We need and use both brain hemispheres for all our functions (language, art, mathematics). But the different attentions lead to different constructs, images, ideas about the world, to different realities, which can appear contradictory, incompatible or paradoxical (Reiber 2017c).

The complexity of our individual world experience is already evident in the details of optical signal processing in the brain, e.g. in the function of the lateral geniculate body (Corpus geniculatum laterale) of the visual pathway. In this control center between the retina of the eye and the visual cortex, it is decided, based on the inputs of all possible further sensory impressions, including emotions, what of the images captured in the retina will ultimately be forwarded to the cortex for processing. Since these diverse sensory inputs at the lateral geniculate body have also arisen in subjective learning processes, one could also say, we only see what we have learned to be important for us, or also, we only see what we can or want to see.

The consequences of this divided world of experience with the control mechanisms in our brains are not only evident in the ongoing coexistence of competing scientific theories, but also in social beliefs and disputes, for which the current Covid discussion is one of many smaller examples. A more existential version of different “experience-based” perceptions of the world is the international climate discussion.

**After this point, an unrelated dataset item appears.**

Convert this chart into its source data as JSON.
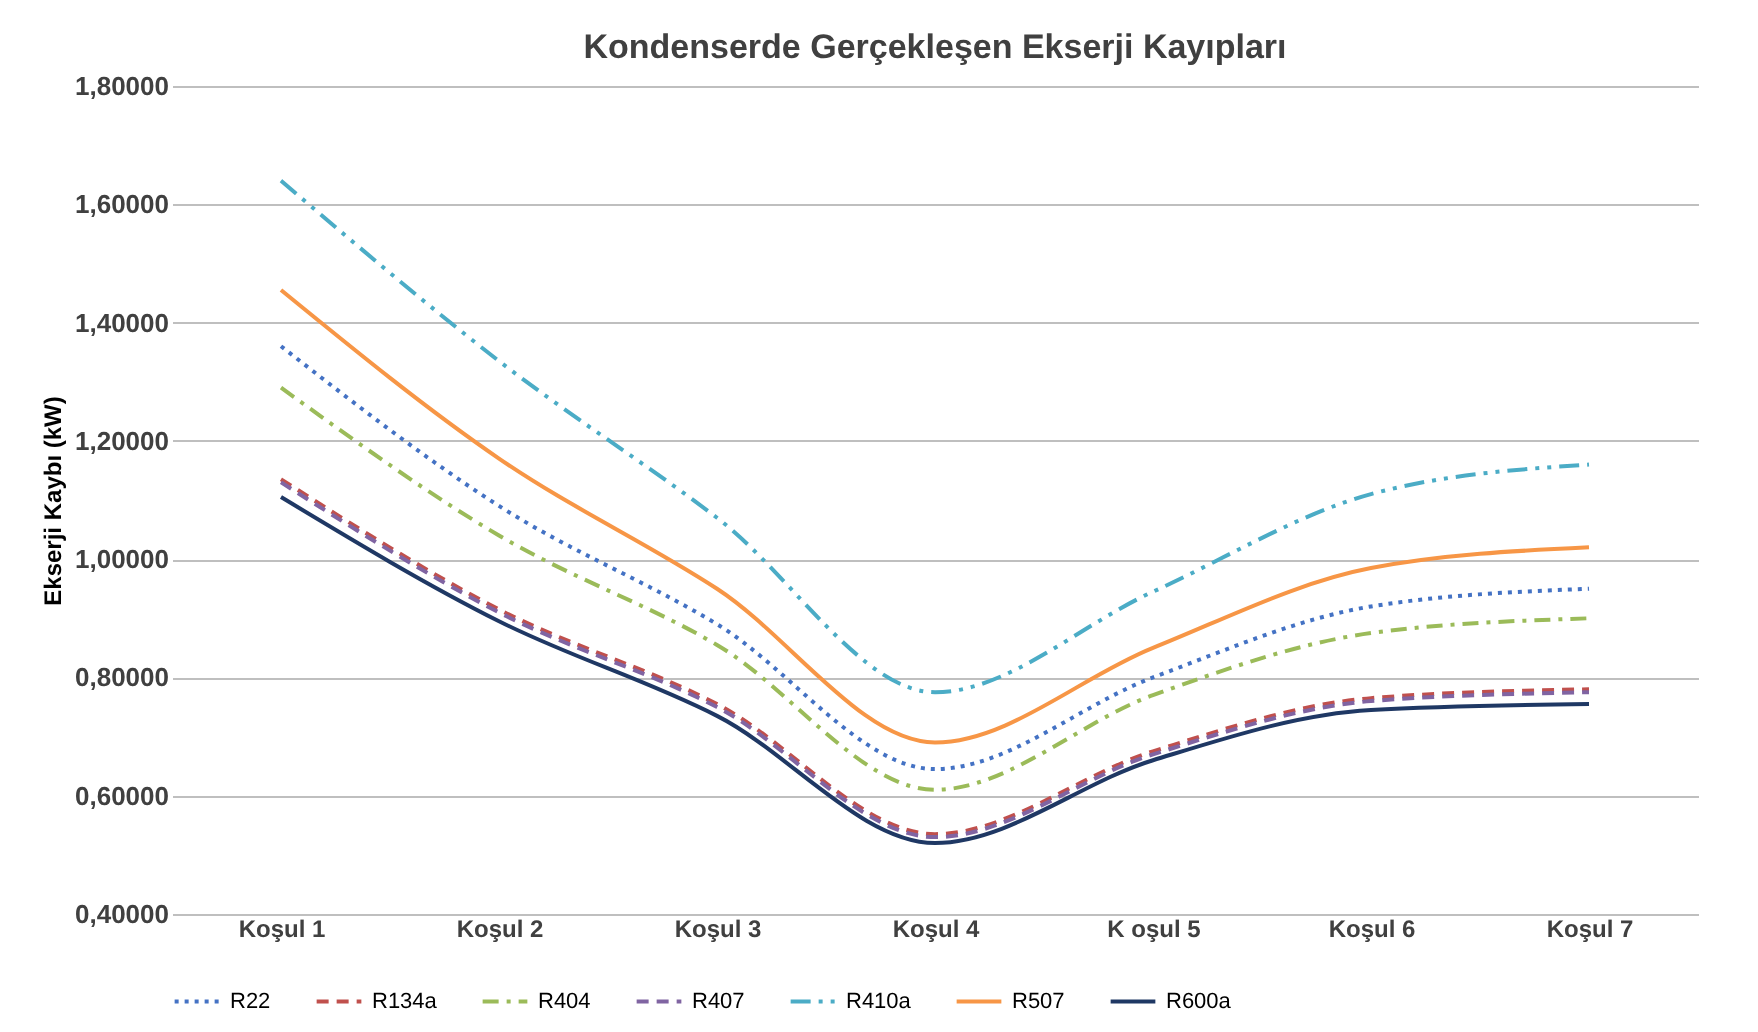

From the variety of contexts in the philosophy of science, we learn that many of the mechanisms that stand in the way of implementing new insights are of biological orgin and are subject to learning processes. Just as epigenesis has repeatedly prevailed against creation models, a more complex thinking of the right brain could also prevail against the currently predominant linear cause-effect mechanisms. From what has been said, it is clear that this requires both learning processes of the researching, acting individual as well as much more difficult to effect changes in our capitalist and ideologically oriented societies. We should be able to give more space in our thinking and actions to the qualities emerging from connectivity of all living things and their complex dynamics.